Sex Crime Reports Are Up in France. Officials See a #MeToo Effect.
PARIS — The police in France received drastically more reports of sexual crimes last year, according to a government analysis that found victims had grown more willing to come forward, in part because of the #MeToo movement.
Reports of rape increased by nearly 17 percent from 2017 to 2018, and reports of other types of sexual assault, including sexual harassment, by about 20 percent, according to the analysis, an annual review of crime statistics issued on Thursday by the French Interior Ministry.
The publication coincided with the conviction on Thursday of two former elite police officers, Antoine Quirin and Nicolas Redouane, who were sentenced to seven years in prison for the gang rape of a Canadian tourist, Emily Spanton, in a case that had come to be seen by some as a test of how the French authorities treat victims of sexual violence.
Ms. Spanton, now 39, revealed her identity to speak publicly about her ordeal and what she described as an invasive investigation, after which judges initially dismissed the case. Mr. Quirin and Mr. Redouane, whose names were initially protected under French law because they belonged to an anti-gang unit, have repeatedly denied the accusations, and are appealing their convictions.
The government’s statistics report said that the increase in reported sexual crimes was part of an upward trend that started several years ago, noting for example that the share of victims of sexual violence outside of the household who had decided to file a complaint had nearly tripled from 2016 to 2017.
“The increase in the number of crimes reported to the security forces these past years can be tied at least in part to an improvement in the rate of complaints filed,” the report said, noting that the willingness of victims to come forward had been “amplified” by the accusations of abuse against the Hollywood producer Harvey Weinstein and by the associated #MeToo movement.
The increase could also be tied to official awareness campaigns encouraging victims to come forward, and to the government’s efforts to improve the police’s handling of sexual violence cases, the report said.
One of the government’s more recent measures was an online portal for reporting sexual or sexism crimes, opened in November, through which a specially trained officer assists victims in filing official complaints.
The government has also introduced new legislation against sexist catcalling, leading to a first conviction in September.
But the report published this week cautioned that the number of cases reported to the police was still far below the number of actual victims. It pointed to surveys showing that on average, from 2011 to 2017, only one out of eight victims of sexual violence filed a complaint with the authorities.
Of the roughly 19,000 people in France who reported a rape to the police in 2018, nearly 90 percent were women, and in about 30 percent of cases the perpetrator was a close family member, the report said. Women were also overwhelmingly the targets of sexual assault, representing over 80 percent of the roughly 28,000 victims who went to the police in France in 2018, the report said.
In Ms. Spanton’s case, after encountering a group of police officers at a bar in April 2014, the officers invited her for a night tour of 36 Quai des Orfèvres, a police building frequently depicted in movies and television shows. Ms. Spanton said that she was then forced to drink more alcohol and that she was gang raped several times.
Ms.

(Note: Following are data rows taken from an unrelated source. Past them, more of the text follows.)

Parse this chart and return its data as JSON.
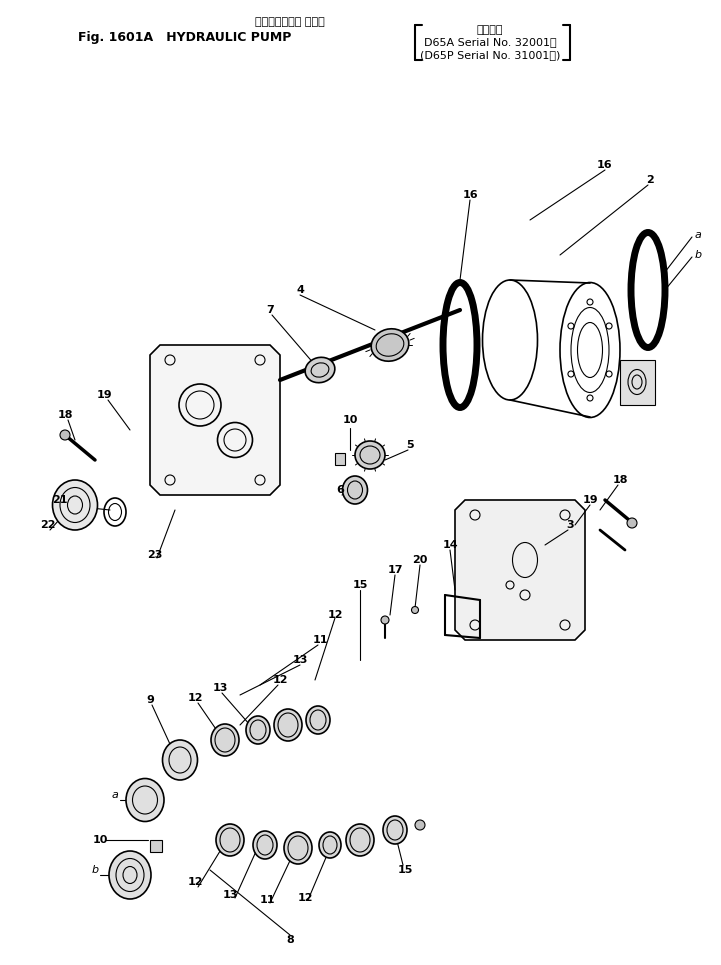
{
  "title_line1": "ハイドロリック ポンプ",
  "title_line2": "Fig. 1601A   HYDRAULIC PUMP",
  "title_line3": "適用号機",
  "title_line4": "D65A Serial No. 32001～",
  "title_line5": "(D65P Serial No. 31001～)",
  "bg_color": "#ffffff",
  "line_color": "#000000",
  "fig_width": 7.21,
  "fig_height": 9.65,
  "dpi": 100
}
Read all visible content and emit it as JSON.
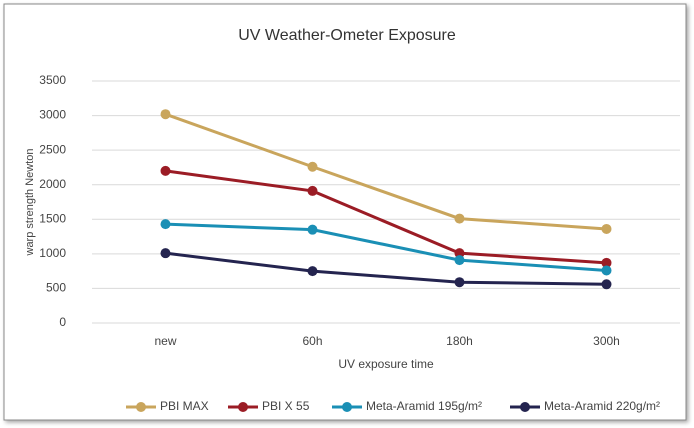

Spanton filed a complaint immediately, but after an investigation that put her through multiple psychological reviews, in 2016, a panel of investigative judges ruled that there was not enough evidence to proceed to trial. That decision was overturned on appeal the following year.
At trial, the defense questioned Ms. Spanton’s credibility by cross-examining her about her clothes, her alcohol consumption and her past use of drugs. The prosecution argued that DNA testing and phone records supported her account and dismissed the claim that Ms. Spanton had been flirting with the police officers at the bar as irrelevant. “One can kiss at 10 p.m. and refuse to have sexual relations at 1 a.m.,” the prosecutor, Philippe Courroye, said in his closing arguments.

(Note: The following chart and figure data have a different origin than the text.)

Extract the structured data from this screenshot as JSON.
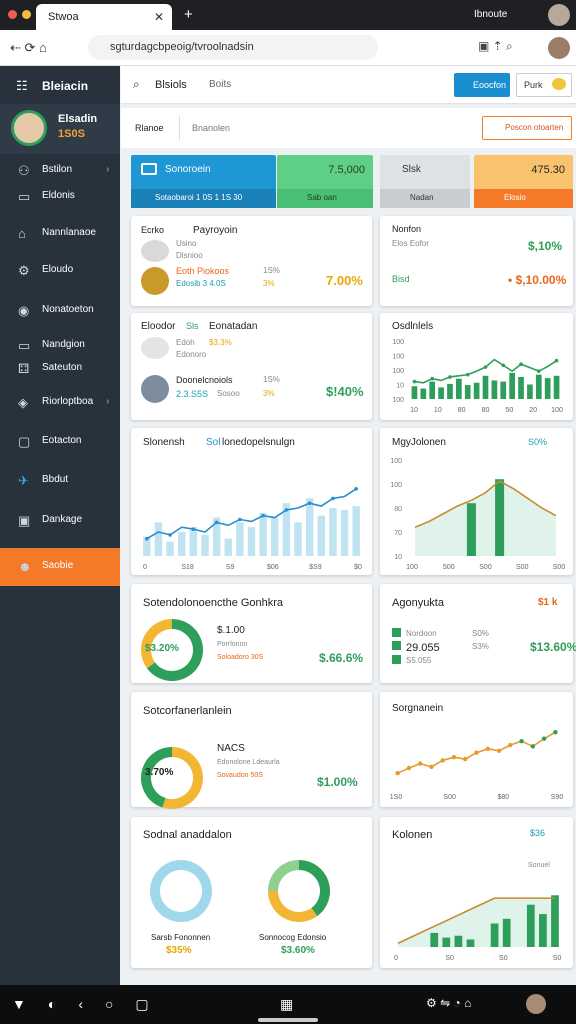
{
  "browser": {
    "tab_title": "Stwoa",
    "url": "sgturdagcbpeoig/tvroolnadsin",
    "account": "Ibnoute"
  },
  "sidebar": {
    "brand": "Bleiacin",
    "user": {
      "name": "Elsadin",
      "badge": "1S0S"
    },
    "items": [
      "Bstilon",
      "Eldonis",
      "Nannlanaoe",
      "Eloudo",
      "Nonatoeton",
      "Nandgion",
      "Sateuton",
      "Riorloptboa",
      "Eotacton",
      "Bbdut",
      "Dankage",
      "Saobie"
    ]
  },
  "header": {
    "title": "Blsiols",
    "dropdown": "Boits",
    "primary_button": "Eoocfon",
    "secondary_button": "Purk"
  },
  "subheader": {
    "tabs": [
      "Rlanoe",
      "Bnanolen"
    ],
    "action": "Poscon otoarten"
  },
  "stats": [
    {
      "title": "Sonoroein",
      "sub": "Sotaobaroi 1 0S 1 1S 30"
    },
    {
      "title": "7.5,000",
      "sub": "Sab oan"
    },
    {
      "title": "Slsk",
      "sub": "Nadan"
    },
    {
      "title": "475.30",
      "sub": "Elosio"
    }
  ],
  "cards": [
    {
      "texts": [
        "Ecrko",
        "Payroyoin",
        "Usino",
        "Dlsnioo",
        "Eoth Piokoos",
        "Edosib 3 4.0S",
        "1S%",
        "3%",
        "7.00%"
      ]
    },
    {
      "texts": [
        "Nonfon",
        "Elos Eofor",
        "$,10%",
        "Bisd",
        "• $,10.00%"
      ]
    },
    {
      "texts": [
        "Eloodor",
        "Sls",
        "Eonatadan",
        "Edoh",
        "$3.3%",
        "Edonoro",
        "Doonelcnoiols",
        "2.3.S5S",
        "1S%",
        "Sosoo",
        "3%",
        "$!40%"
      ]
    },
    {
      "texts": [
        "Osdlnlels"
      ],
      "chart": {
        "ylim": [
          0,
          100
        ],
        "ylabels": [
          "100",
          "100",
          "100",
          "10",
          "100"
        ],
        "xlabels": [
          "10",
          "10",
          "80",
          "80",
          "50",
          "20",
          "100"
        ],
        "bars": [
          22,
          18,
          30,
          20,
          26,
          35,
          24,
          28,
          40,
          32,
          30,
          45,
          38,
          25,
          42,
          36,
          40
        ],
        "line": [
          30,
          28,
          35,
          32,
          38,
          40,
          42,
          48,
          55,
          68,
          58,
          48,
          60,
          54,
          48,
          56,
          66
        ]
      }
    },
    {
      "texts": [
        "Slonensh",
        "Sol",
        "lonedopelsnulgn"
      ],
      "chart": {
        "ylim": [
          0,
          100
        ],
        "xlabels": [
          "0",
          "S18",
          "S9",
          "$06",
          "$S9",
          "$0"
        ],
        "bars": [
          20,
          35,
          15,
          25,
          30,
          22,
          40,
          18,
          35,
          30,
          45,
          40,
          55,
          35,
          60,
          42,
          50,
          48,
          52
        ],
        "line": [
          18,
          25,
          22,
          30,
          28,
          25,
          35,
          32,
          38,
          36,
          42,
          40,
          48,
          50,
          55,
          52,
          60,
          62,
          70
        ]
      }
    },
    {
      "texts": [
        "MgyJolonen",
        "S0%"
      ],
      "chart": {
        "ylim": [
          0,
          100
        ],
        "ylabels": [
          "100",
          "100",
          "80",
          "70",
          "10"
        ],
        "xlabels": [
          "100",
          "500",
          "S00",
          "S00",
          "S00"
        ],
        "area": true,
        "bars": [
          null,
          null,
          null,
          null,
          55,
          null,
          80,
          null,
          null,
          null,
          null
        ],
        "line": [
          30,
          36,
          44,
          52,
          58,
          66,
          78,
          70,
          60,
          50,
          42
        ]
      }
    },
    {
      "texts": [
        "Sotendolonoencthe Gonhkra",
        "$.1.00",
        "Porrlonon",
        "Soloadoro 30S",
        "$.66.6%",
        "$3.20%"
      ],
      "donut": [
        {
          "value": 65,
          "color": "#2e9e5b"
        },
        {
          "value": 35,
          "color": "#f2b632"
        }
      ]
    },
    {
      "texts": [
        "Agonyukta",
        "$1 k",
        "Nordoon",
        "S0%",
        "29.055",
        "S3%",
        "$13.60%",
        "S5.055"
      ]
    },
    {
      "texts": [
        "Sotcorfanerlanlein",
        "NACS",
        "Edonolone Ldeaurla",
        "Sovaudon 50S",
        "$1.00%",
        "3.70%"
      ],
      "donut": [
        {
          "value": 55,
          "color": "#f2b632"
        },
        {
          "value": 45,
          "color": "#2e9e5b"
        }
      ]
    },
    {
      "texts": [
        "Sorgnanein"
      ],
      "chart": {
        "ylim": [
          0,
          100
        ],
        "xlabels": [
          "1S0",
          "S00",
          "$80",
          "S90"
        ],
        "dots": true,
        "line": [
          20,
          28,
          35,
          30,
          40,
          45,
          42,
          52,
          58,
          55,
          64,
          70,
          62,
          74,
          84
        ]
      }
    },
    {
      "texts": [
        "Sodnal anaddalon",
        "Sarsb Fononnen",
        "$35%",
        "Sonnocog Edonsio",
        "$3.60%"
      ],
      "donut": [
        {
          "value": 100,
          "color": "#9fd8ea"
        }
      ],
      "donut2": [
        {
          "value": 40,
          "color": "#2e9e5b"
        },
        {
          "value": 35,
          "color": "#f2b632"
        },
        {
          "value": 25,
          "color": "#8fd08f"
        }
      ]
    },
    {
      "texts": [
        "Kolonen",
        "$36",
        "Sonuel"
      ],
      "chart": {
        "ylim": [
          0,
          100
        ],
        "xlabels": [
          "0",
          "S0",
          "S0",
          "S0"
        ],
        "area": true,
        "bars": [
          null,
          null,
          null,
          15,
          10,
          12,
          8,
          null,
          25,
          30,
          null,
          45,
          35,
          55
        ],
        "line": [
          4,
          10,
          16,
          22,
          28,
          34,
          40,
          46,
          52,
          52,
          52,
          52,
          52,
          52
        ]
      }
    }
  ]
}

Ms. Spanton’s lawyer, Sophie Obadia, hailed the officers’ convictions as proof that France, where some have regarded the #MeToo movement with skepticism, was moving past an outdated view of sexual violence.
“At last, in France, it is considered that a woman who was raped does not have to explain herself about her private life,” Ms. Obadia told reporters at the central Paris courthouse after the two officers were found guilty. “The court found that Ms. Spanton had not lied, was not a mythomaniac, and it based its ruling on the objective evidence of the case, which is not her word against the word of the accused.”